It's a basic auto manufacturing maxim: If you can't forecast enough volume to warrant the cost of building an assembly plant, you don't build an assembly plant.
But Michael Ableson, CEO of U.K. commercial vehicle startup Arrival, has a new way of looking at things.
Arrival proposes to construct a network of vehicle "microfactories" — built for a fraction of what vehicle plants typically cost, occupying a sliver of the space they require and turning out such low numbers that traditional competitors must be wondering, "Why bother?"
The company expects to have an electric bus microfactory up and running by the end of this year in Rock Hill, S.C., and a second microfactory for electric delivery vans open in England early next year. This month it announced a third plant, to build vans in Charlotte, N.C. Eventually, Arrival envisions dotting the U.S. with small factories.
How small?
The South Carolina microfactory will cost $46 million, including all tooling and equipment, and occupy 200,000 square feet. By comparison, Daimler's recently opened van plant on the other side of the state cost $500 million and covers 1.8 million square feet. Mazda and Toyota are jointly building a traditional light-vehicle plant 400 miles away from Rockville in Huntsville, Ala., that will be 3.1 million square feet and cost $2.3 billion.

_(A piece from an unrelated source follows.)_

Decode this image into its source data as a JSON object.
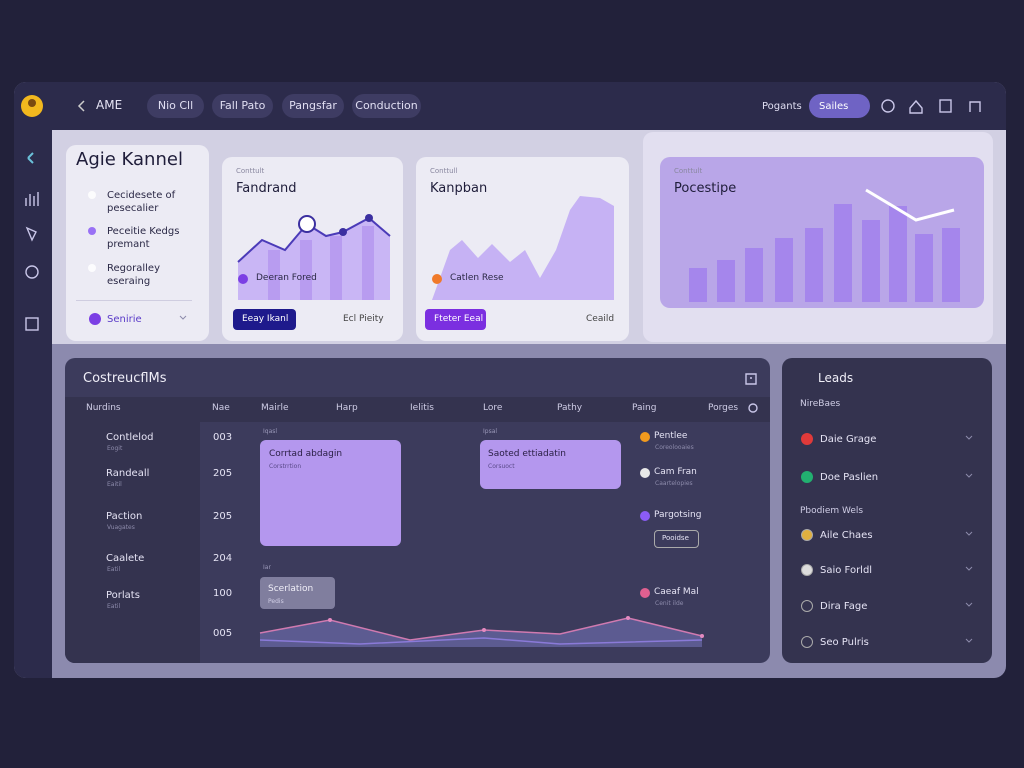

"The auto industry believes scale is important," said Ableson, who spent nearly 15 years at General Motors before jumping to the startup in 2019. "But that scale is determined by the enormous capital investment required to build the plant. OEMs spend hundreds of millions, or even billions, of dollars. And to make the economics of that work out, you've got to build hundreds of thousands of vehicles a year there.